Güvel Muhammed Cihan, Kıyak Yavuz Selim, Varan Hacer Doğan, Sezenöz Burak, Coşkun Özlem, Uluoğlu Canan
Department Medical Pharmacology, Gazi University Faculty of Medicine, Ankara, Turkey.
Department of Medical Education and Informatics, Gazi University Faculty of Medicine, Ankara, Turkey.
Eur J Clin Pharmacol. 2025 Jun;81(6):875-883. doi: 10.1007/s00228-025-03838-2. Epub 2025 Apr 9.
This study evaluated the performance of three generative AI models-ChatGPT- 4o, Gemini 1.5 Advanced Pro, and Claude 3.5 Sonnet-in producing case-based rational pharmacology questions compared to expert educators.
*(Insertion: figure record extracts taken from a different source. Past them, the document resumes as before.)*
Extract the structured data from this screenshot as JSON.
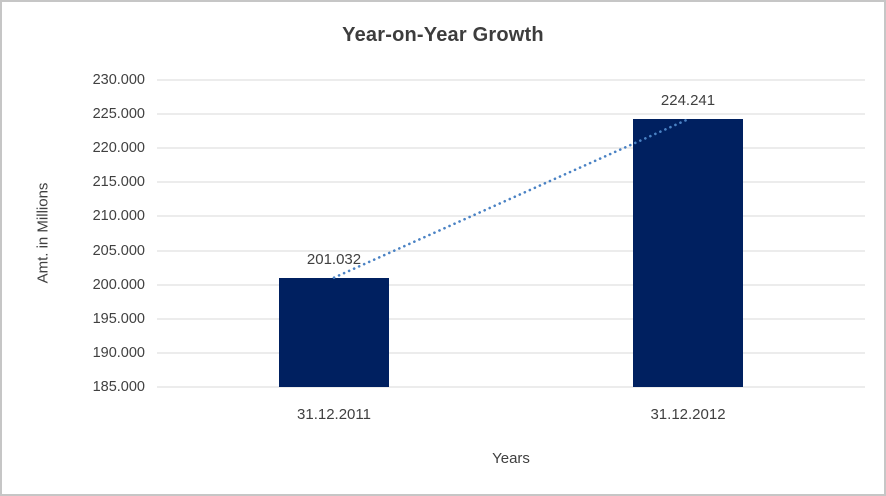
{
  "window": {
    "background": "#ffffff",
    "border_color": "#c6c6c6"
  },
  "chart_data": {
    "type": "bar",
    "title": "Year-on-Year Growth",
    "xlabel": "Years",
    "ylabel": "Amt. in Millions",
    "categories": [
      "31.12.2011",
      "31.12.2012"
    ],
    "values": [
      201032,
      224241
    ],
    "value_labels": [
      "201.032",
      "224.241"
    ],
    "ylim": [
      185000,
      230000
    ],
    "yticks": [
      {
        "value": 185000,
        "label": "185.000"
      },
      {
        "value": 190000,
        "label": "190.000"
      },
      {
        "value": 195000,
        "label": "195.000"
      },
      {
        "value": 200000,
        "label": "200.000"
      },
      {
        "value": 205000,
        "label": "205.000"
      },
      {
        "value": 210000,
        "label": "210.000"
      },
      {
        "value": 215000,
        "label": "215.000"
      },
      {
        "value": 220000,
        "label": "220.000"
      },
      {
        "value": 225000,
        "label": "225.000"
      },
      {
        "value": 230000,
        "label": "230.000"
      }
    ],
    "grid": true,
    "legend": false,
    "trendline": {
      "type": "linear",
      "style": "dotted",
      "color": "#4a82c4"
    },
    "colors": {
      "bar": "#002060",
      "gridline": "#d9d9d9",
      "text": "#404040",
      "title": "#3d3d3d"
    }
  }
}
Using one-shot prompting, 60 questions (20 per model) addressing essential hypertension and type 2 diabetes subjects were generated. A multidisciplinary panel categorized questions by usability (no revisions needed, minor or major revisions required, or unusable). Subsequently, 24 AI-generated and 8 expert-created questions were asked to 103 medical students in a real-world exam setting. Performance metrics, including correct response rate, discrimination index, and identification of nonfunctional distractors, were analyzed.
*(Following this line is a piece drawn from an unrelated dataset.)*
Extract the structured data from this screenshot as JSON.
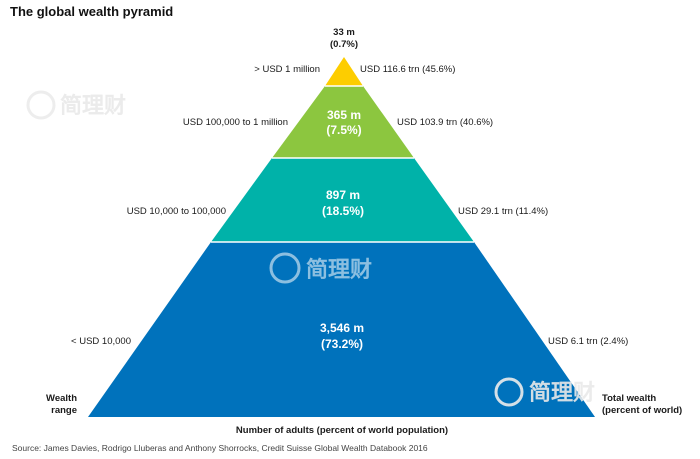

No statistically significant differences were found between AI-generated and expert-created questions, with mean correct response rates surpassing 50% and discrimination indices consistently equal to or above 0.20. Claude produced the highest proportion of error-free items (12/20), whereas ChatGPT exhibited the fewest unusable items (5/20). Expert revisions required approximately one minute per AI-generated question, representing a substantial efficiency gain over manual question preperation. Nonetheless, 19 out of 60 AI-generated questions were deemed unusable, highlighting the necessity of expert oversight.
Large language models can profoundly accelerate the development of high-quality assessment questions in medical education. However, expert review remains critical to address lapses in reliability and validity. A hybrid model, integrating AI-driven efficiencies with rigorous expert validation, may offer an optimal approach for enhancing educational outcomes.
本研究评估了三种生成式人工智能模型——ChatGPT-4o、Gemini 1.5 Advanced Pro和Claude 3.5 Sonnet——与专家教育工作者相比,在生成基于病例的合理药理学问题方面的表现。
使用一次性提示,生成了60个问题(每个模型20个),涉及原发性高血压和2型糖尿病主题。一个多学科小组根据可用性对问题进行分类(无需修订、需要 minor 或 major 修订,或不可用)。随后,在实际考试环境中,向103名医学生提出了24个由人工智能生成的问题和8个由专家创建的问题。分析了包括正确回答率、区分指数和识别无功能干扰项在内的性能指标。
人工智能生成的问题和专家创建的问题之间未发现统计学上的显著差异,平均正确回答率超过50%,区分指数始终等于或高于0.20。Claude生成的无错误项目比例最高(12/20),而ChatGPT展示的不可用项目最少(5/20)。专家修订每个由人工智能生成的问题大约需要一分钟,与手动编写问题相比,效率有了显著提高。尽管如此,60个由人工智能生成的问题中有19个被认为不可用,这凸显了专家监督的必要性。
大语言模型可以极大地加速医学教育中高质量评估问题的开发。然而,专家评审对于解决可靠性和有效性方面的不足仍然至关重要。将人工智能驱动的效率与严格的专家验证相结合的混合模型,可能为提高教育成果提供最佳方法。